А  Б  В  Г  Д  Е  Ж  З  И  Й  К  Л  М  Н  О  П  Р  С  Т  У  Ф  Х  Ц  Ч  Ш  Щ  Э  Ю  Я  

 

Молодой адвокат представился в третий раз.
— Вы адвокат? — переспросил критик.
— Да. Я назначен защищать Ибрагима Слимана, обвиняемого в убийстве вашего дяди.
Лицо Монгарнье потемнело.
— Могу вам только посочувствовать, но не вижу, чем я мог бы вам помочь.
— Не могли бы вы уделить мне немного времени? Я с большим интересом прочитал ваши показания полиции, но не исключено, что выяснение некоторых подробностей могло бы мне помочь.
— Очень сомневаюсь, что буду вам полезен. Неужели тот арабский бандит может рассчитывать на какие-то смягчающие обстоятельства?
Риго ответил только невыразительным жестом.
— Ну, хорошо,— решился Монгарнье,— прошу за мной. Адвокат понял, что такое решение продиктовано поведением жены, просто пожирающей гостя глазами.
Монгарнье усмехнулся, поцеловал жену в губы и слегка погладил ее грудь.
— Ложись, моя дорогая, и немного отдохни.
Он энергично выпроводил Эрве Риго из комнаты.

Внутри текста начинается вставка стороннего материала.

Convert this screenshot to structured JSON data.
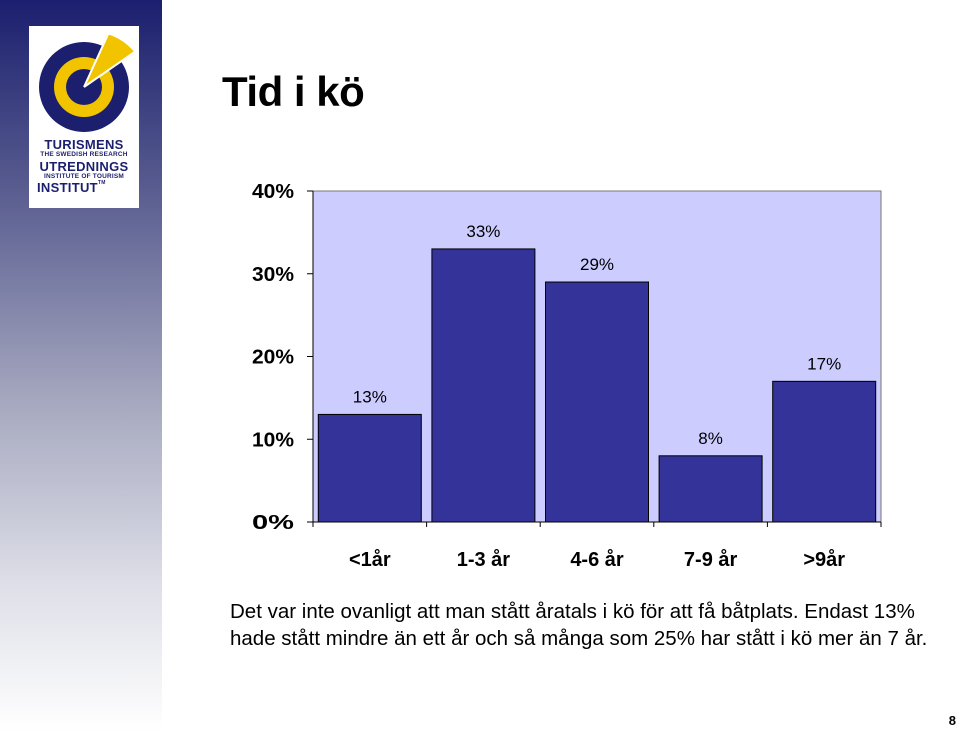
{
  "title": "Tid i kö",
  "logo": {
    "line1": "TURISMENS",
    "line2": "THE SWEDISH RESEARCH",
    "line3": "UTREDNINGS",
    "line4": "INSTITUTE OF TOURISM",
    "line5": "INSTITUT",
    "trademark": "TM"
  },
  "chart_data": {
    "type": "bar",
    "categories": [
      "<1år",
      "1-3 år",
      "4-6 år",
      "7-9 år",
      ">9år"
    ],
    "values": [
      13,
      33,
      29,
      8,
      17
    ],
    "value_labels": [
      "13%",
      "33%",
      "29%",
      "8%",
      "17%"
    ],
    "y_ticks": [
      {
        "value": 0,
        "label": "0%"
      },
      {
        "value": 10,
        "label": "10%"
      },
      {
        "value": 20,
        "label": "20%"
      },
      {
        "value": 30,
        "label": "30%"
      },
      {
        "value": 40,
        "label": "40%"
      }
    ],
    "ylim": [
      0,
      40
    ],
    "grid": false,
    "colors": {
      "plot_bg": "#ccccff",
      "bar": "#333399",
      "bar_stroke": "#000000"
    }
  },
  "caption": "Det var inte ovanligt att man stått åratals i kö för att få båtplats. Endast 13% hade stått mindre än ett år och så många som 25% har stått i kö mer än 7 år.",
  "page_number": "8"
}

— Ингеборг вас, должно быть, несколько удивила? — сказал Монгарнье веселым тоном.— Правду говоря, она любит дома чувствовать себя свободно. Мы ведь на стыд имеем взгляды несколько иные, чем наши родители. Не правда ли?
— Конечно,— буркнул Риго.
Комната выглядела как канцелярия и одновременно мастерская. Письменный стол представлял собой море из бумаг, по которому, казалось, плыла пищущая машинка. Везде разбросаны журналы и книги об искусстве. На мольберте стояло полотно, на котором была изображена женщина в позе ожидания. Риго присмотрелся. Нагая женщина являлась копией той, которую он минуту назад встретил в соседней комнате.
— Инберг очень красива, не правда ли?
Джеймс Монгарнье вынул из бара бутылку виски и ведерко со льдом.

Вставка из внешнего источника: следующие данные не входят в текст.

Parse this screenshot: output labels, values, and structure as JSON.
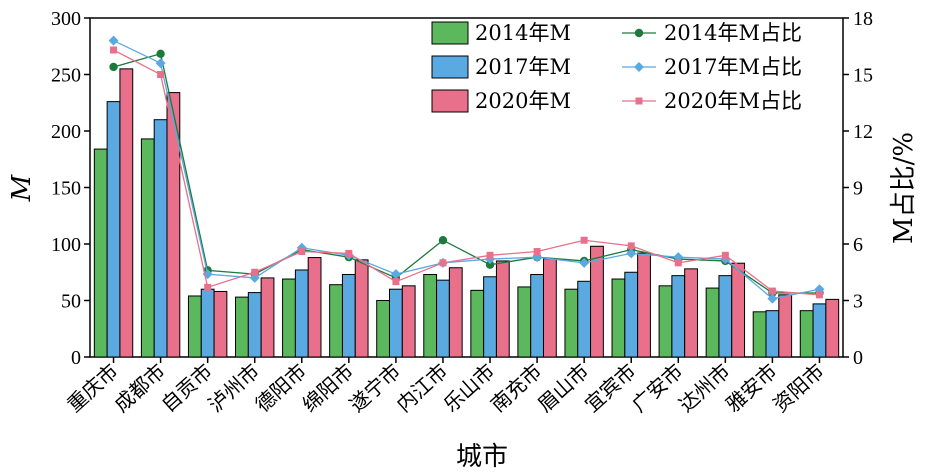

- Мина, наша горничная, должна была проводить вас прямо ко мне. Я подозреваю, что она сделала это нарочно. Вы знаете, она немного развращена...
Риго взял в руку предложенный хозяином бокал. Первоначальное замешательство критика уступило место болтливому высокомерию. Казалось, он был доволен тем, что молодой человек видел грудь Ингеборг, а затем полотно, демонстрирующее ее наготу.
— Мы живем в эпоху эротики,— пояснил он, усаживаясь боком на стол.— Понятно, это — потрясение для остальных людей. Но мы (и вы, и я) — интеллектуалы. Эротика — наиболее явная форма искусства, не правда ли? Я бы сказал даже, что порнография... Вы бывали в Копенгагене? Это совершенно необыкновенно.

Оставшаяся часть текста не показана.